Could you explain what you mean by accessions in whether the revcom script will "handle multiple accessions as is"?

Hope at least some of this is helpful!

andreaswallberg commented 3 years ago

Thanks for the feedback!

I fully appreciate the complexity and time needed to add new functions to old but working code :-)

With "handle multiple accessions as is", I mean if the script would work on files that include many separate contigs, but I think you answered my question. Basically, I need one set of trio files per contig (or scaffold). My current draft assembly spans thousands of contigs/scaffolds in the FASTA file, as do the variation data in the VCF file. So I better split these into separate files when running the program?

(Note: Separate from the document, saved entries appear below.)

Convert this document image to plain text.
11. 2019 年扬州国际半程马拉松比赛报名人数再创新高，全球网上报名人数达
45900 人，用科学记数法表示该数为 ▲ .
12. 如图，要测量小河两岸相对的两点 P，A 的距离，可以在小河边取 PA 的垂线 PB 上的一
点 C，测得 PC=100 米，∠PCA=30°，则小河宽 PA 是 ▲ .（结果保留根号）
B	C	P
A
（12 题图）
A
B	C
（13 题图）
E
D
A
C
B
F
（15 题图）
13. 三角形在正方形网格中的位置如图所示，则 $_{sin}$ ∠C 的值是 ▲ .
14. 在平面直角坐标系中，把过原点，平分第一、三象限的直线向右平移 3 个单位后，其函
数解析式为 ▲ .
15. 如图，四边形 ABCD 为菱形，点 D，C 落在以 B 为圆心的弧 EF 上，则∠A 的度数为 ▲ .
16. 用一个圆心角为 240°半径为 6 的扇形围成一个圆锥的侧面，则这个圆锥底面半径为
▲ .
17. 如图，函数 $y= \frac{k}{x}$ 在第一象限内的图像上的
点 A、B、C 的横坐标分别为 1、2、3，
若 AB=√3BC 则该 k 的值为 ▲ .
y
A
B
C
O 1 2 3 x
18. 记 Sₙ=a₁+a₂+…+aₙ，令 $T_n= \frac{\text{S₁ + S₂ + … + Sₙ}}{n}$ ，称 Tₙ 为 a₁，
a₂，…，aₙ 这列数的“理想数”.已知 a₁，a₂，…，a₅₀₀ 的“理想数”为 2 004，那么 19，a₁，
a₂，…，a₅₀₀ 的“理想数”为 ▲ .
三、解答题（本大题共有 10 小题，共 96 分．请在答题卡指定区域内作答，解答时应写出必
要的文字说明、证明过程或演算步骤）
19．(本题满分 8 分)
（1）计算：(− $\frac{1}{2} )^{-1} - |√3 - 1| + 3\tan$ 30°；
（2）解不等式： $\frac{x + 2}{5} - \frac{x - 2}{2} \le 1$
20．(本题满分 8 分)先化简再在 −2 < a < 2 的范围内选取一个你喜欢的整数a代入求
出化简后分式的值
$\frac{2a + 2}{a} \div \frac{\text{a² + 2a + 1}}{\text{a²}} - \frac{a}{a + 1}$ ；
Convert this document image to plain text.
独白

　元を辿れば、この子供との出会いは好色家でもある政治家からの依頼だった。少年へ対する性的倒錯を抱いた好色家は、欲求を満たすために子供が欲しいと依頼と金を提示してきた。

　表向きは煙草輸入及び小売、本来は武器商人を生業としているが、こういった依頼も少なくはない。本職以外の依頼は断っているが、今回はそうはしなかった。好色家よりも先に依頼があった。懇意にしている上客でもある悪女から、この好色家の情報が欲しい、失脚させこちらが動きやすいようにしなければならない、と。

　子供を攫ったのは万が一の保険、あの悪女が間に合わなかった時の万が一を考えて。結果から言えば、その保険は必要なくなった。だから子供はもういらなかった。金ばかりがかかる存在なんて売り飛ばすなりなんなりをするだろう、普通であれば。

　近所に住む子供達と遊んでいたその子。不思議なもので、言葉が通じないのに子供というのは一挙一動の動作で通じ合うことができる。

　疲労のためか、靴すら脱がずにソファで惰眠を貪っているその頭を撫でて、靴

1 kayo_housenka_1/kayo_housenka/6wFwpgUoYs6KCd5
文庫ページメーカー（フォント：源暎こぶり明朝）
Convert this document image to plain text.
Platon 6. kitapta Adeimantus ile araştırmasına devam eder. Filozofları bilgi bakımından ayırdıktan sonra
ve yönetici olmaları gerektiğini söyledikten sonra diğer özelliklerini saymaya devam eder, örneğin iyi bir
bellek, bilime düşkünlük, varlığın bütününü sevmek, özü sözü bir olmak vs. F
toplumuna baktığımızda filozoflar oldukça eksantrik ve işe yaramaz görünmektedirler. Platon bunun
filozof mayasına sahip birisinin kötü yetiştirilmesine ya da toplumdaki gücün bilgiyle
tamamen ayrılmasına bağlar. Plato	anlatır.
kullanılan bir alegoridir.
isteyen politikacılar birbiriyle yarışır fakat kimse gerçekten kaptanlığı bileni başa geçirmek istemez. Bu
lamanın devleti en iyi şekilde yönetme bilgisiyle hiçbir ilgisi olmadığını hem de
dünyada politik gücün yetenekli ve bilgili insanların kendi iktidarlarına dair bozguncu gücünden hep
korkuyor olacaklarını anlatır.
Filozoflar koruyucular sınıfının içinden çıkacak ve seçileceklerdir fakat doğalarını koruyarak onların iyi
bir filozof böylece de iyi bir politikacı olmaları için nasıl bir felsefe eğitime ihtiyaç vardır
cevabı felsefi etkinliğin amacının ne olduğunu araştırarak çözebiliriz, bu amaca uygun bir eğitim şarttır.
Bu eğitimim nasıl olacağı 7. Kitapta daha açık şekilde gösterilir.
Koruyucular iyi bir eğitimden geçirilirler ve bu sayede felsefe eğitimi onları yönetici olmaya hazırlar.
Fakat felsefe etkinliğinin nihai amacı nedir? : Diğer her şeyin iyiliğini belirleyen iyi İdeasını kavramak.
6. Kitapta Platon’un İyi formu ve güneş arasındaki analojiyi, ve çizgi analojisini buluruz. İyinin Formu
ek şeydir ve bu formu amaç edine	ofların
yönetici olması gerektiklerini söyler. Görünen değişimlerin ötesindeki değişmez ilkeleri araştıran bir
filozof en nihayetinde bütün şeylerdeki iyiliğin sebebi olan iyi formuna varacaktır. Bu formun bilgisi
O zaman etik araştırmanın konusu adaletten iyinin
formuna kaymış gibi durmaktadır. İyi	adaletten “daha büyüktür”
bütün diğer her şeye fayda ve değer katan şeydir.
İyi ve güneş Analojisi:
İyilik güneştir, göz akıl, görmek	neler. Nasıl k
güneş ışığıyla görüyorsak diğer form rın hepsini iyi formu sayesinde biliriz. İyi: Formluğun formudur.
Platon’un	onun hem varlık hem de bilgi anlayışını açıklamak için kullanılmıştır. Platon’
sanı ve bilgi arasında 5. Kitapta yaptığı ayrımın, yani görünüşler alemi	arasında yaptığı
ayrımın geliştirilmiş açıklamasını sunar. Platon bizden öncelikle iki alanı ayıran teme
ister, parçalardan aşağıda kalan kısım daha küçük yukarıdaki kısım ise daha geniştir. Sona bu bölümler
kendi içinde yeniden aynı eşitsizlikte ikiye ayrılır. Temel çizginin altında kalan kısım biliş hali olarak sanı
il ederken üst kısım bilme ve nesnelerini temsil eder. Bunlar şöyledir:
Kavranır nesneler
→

singing-scientist commented 3 years ago

Ah, understood now! Yes, unfortunately, it will be necessary to put each contig in its own FASTA file, and the SNPs and genes within each contig in their own corresponding VCF and GTF files, respectively. The positions of both SNPs and CDS entries in the GTF files should be accurate with respect to that contig's (1-based) coordinates. Let me know if that makes sense!

andreaswallberg commented 3 years ago

Makes a lot of sense!

I set up a pipeline for dN/dS in PAML using high-quality pairwise alignments a few years ago. Perl is my main language, so perhaps I can dust off what I did back then, and see if it can be put to use in SNPGenie. I will let you know if I start playing around with your code.